日本地球惑星科学連合2015年大会

講演情報

口頭発表

セッション記号 M (領域外・複数領域) » M-TT 計測技術・研究手法

[M-TT41] インフラサウンド及び関連波動が繋ぐ多圏融合地球物理学の新描像

2015年5月26日(火) 09:00 〜 10:45 203 (2F)

コンビーナ:*山本 真行(高知工科大学 システム工学群)、新井 伸夫(名古屋大学減災連携研究センター)、座長:山本 真行(高知工科大学 システム工学群)、新井 伸夫(名古屋大学減災連携研究センター)

10:33 〜 10:36

[MTT41-P02] パラオにおける高精度気圧アレーおよび広帯域地震同時観測:気圧変動に伴う傾動成分の評価

ポスター講演3分口頭発表枠

*石原 靖1志藤 あずさ2城岡 竜一1深尾 良夫1 (1.海洋研究開発機構、2.京都大学地球熱学研究施設)

キーワード:大気重力波, 広帯域地震記録, 傾動

昨年のJpGUにおいてパラオでの高精度気圧アレー観測の概要と大気重力波の検出とアレー解析による伝播方向および速度の抽出によるアレーの能力について報告をした。日々の変動が安定しておりイベント的な信号を検出しやすい環境であることや、同じ地点や周辺にて地震計、気象レーダー観測、潮位観測、気象の観測が同時されており、パラオでの統合観測は様々な変動の理解に向けた好条件が整ったフィールドとなっている。その後も高精度気圧計の計測は順調に継続され、且つ懸案であった2地点で計測をしていた広帯域地震観測のうち重要な観測要素であるSTS-1地震計の上下動成分の故障個所をこの期間中に修復し、当初の計画した観測の構成での計測を実現した。
 周期100秒を超える帯域では大気重力波の伝播が容易に検出され、その変動の追跡が容易にされる。この種の信号はほぼ毎日のように認められる現象である。短周期帯域になると重力波の振幅は急激に下がるとされているが、計測された記録の中には周期数十秒の帯域まで及ぶ非常に顕著な信号が認められる。

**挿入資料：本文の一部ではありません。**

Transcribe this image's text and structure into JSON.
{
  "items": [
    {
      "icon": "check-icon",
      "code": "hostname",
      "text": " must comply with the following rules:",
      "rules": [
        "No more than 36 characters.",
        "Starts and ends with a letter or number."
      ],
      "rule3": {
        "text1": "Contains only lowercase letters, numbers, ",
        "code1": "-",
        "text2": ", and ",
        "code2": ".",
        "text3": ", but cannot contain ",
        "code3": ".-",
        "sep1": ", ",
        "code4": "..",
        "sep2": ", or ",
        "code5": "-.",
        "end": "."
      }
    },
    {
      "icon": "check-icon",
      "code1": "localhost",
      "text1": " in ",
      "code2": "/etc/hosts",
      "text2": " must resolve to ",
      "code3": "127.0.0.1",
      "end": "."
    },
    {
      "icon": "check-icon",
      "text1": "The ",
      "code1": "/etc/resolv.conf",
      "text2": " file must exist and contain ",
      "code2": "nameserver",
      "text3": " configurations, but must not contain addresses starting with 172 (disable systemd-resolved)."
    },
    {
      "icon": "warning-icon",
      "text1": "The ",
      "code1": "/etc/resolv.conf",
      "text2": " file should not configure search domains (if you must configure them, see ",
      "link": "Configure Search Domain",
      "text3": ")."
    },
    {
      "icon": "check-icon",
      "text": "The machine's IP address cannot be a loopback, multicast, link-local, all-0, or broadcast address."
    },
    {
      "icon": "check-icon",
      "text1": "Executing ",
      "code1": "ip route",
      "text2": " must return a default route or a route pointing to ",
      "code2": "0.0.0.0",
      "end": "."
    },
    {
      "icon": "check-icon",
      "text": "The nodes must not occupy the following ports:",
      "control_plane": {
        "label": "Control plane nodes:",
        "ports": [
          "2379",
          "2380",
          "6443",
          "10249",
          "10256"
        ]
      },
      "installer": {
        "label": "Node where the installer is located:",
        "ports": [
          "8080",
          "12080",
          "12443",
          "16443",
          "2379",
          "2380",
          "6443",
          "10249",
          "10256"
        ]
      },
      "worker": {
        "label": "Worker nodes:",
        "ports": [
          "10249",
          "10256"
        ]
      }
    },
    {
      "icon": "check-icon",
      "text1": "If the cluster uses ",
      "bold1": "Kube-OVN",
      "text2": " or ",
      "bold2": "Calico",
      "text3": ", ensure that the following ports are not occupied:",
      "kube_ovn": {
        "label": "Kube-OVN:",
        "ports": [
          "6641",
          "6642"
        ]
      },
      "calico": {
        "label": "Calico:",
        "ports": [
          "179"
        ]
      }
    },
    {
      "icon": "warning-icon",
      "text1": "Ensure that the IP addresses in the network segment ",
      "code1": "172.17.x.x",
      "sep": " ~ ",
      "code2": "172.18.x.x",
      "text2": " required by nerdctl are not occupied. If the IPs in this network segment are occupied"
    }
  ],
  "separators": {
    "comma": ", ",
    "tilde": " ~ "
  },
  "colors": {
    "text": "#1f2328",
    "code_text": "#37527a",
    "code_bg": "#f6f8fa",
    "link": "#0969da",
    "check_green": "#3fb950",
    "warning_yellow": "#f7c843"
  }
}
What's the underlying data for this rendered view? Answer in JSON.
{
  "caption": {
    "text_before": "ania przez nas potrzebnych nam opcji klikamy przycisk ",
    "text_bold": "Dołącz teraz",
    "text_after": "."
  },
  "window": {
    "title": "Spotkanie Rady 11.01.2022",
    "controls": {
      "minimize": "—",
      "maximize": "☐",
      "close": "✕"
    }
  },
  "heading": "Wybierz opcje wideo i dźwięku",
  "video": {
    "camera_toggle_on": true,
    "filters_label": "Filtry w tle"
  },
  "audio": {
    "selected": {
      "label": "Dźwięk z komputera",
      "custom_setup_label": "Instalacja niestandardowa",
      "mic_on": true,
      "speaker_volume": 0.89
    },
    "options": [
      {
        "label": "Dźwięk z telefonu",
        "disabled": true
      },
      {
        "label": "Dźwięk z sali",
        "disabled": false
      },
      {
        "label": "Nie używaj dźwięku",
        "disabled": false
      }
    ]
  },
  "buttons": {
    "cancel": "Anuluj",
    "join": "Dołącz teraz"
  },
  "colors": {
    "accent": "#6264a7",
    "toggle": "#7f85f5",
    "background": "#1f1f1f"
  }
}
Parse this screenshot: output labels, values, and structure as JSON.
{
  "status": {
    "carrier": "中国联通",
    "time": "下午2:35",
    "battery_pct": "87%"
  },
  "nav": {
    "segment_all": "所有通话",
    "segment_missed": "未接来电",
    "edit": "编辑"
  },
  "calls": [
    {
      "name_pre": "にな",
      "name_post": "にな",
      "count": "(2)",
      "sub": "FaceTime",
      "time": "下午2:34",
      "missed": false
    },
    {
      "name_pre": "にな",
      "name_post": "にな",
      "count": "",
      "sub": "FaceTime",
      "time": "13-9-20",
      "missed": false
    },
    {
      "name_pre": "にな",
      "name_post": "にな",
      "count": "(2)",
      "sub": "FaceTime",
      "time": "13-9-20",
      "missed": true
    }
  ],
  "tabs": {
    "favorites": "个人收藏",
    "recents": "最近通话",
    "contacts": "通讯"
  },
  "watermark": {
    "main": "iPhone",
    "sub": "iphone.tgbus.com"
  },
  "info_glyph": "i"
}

アレー解析の結果から昨年に報告したのとほぼ同じ20から30m/s程度の見かけ速度の波群であり、且つ長周期成分の信号も伴っていることから大気重力波と推定される。
 同時刻の広帯域地震計の記録を見ると、気密が保たれた上下動成分には顕著な信号は認められないが水平動2成分には大きなドリフトを伴う変動が認められる。脈動成分を除去すると気圧計で計測された周期数十秒の成分の信号までも連動しているが判明した。広帯域地震計は2か所で計測しているが両地点とも気圧の変動に大変に良く連動している。この特徴から気圧変動が地面の傾動を引き起こしていると考えられる。傾動の原因として降雨も考えられるが、地震観測点近傍のNOAAの気象観測データでは降雨は記録されておらず、また他の地点でのJAMSTECの気象観測施設のデータはわずかな降雨は認められている程度である。
 短周期のイベント的な気圧変動はフィルター処理をおこなうと、すべての観測点で追跡可能な信号が時々観測される。その多くは地震計記録に傾動としても記録されている。地震計の特に水平動成分のノイズが気圧変動に伴う傾動成分であると推定される。気圧変動と傾動などの地動成分の変換係数や同時観測によるノイズ除去の可能性について評価する。
またアレー間を伝播する気圧変動のその特性について報告の予定である。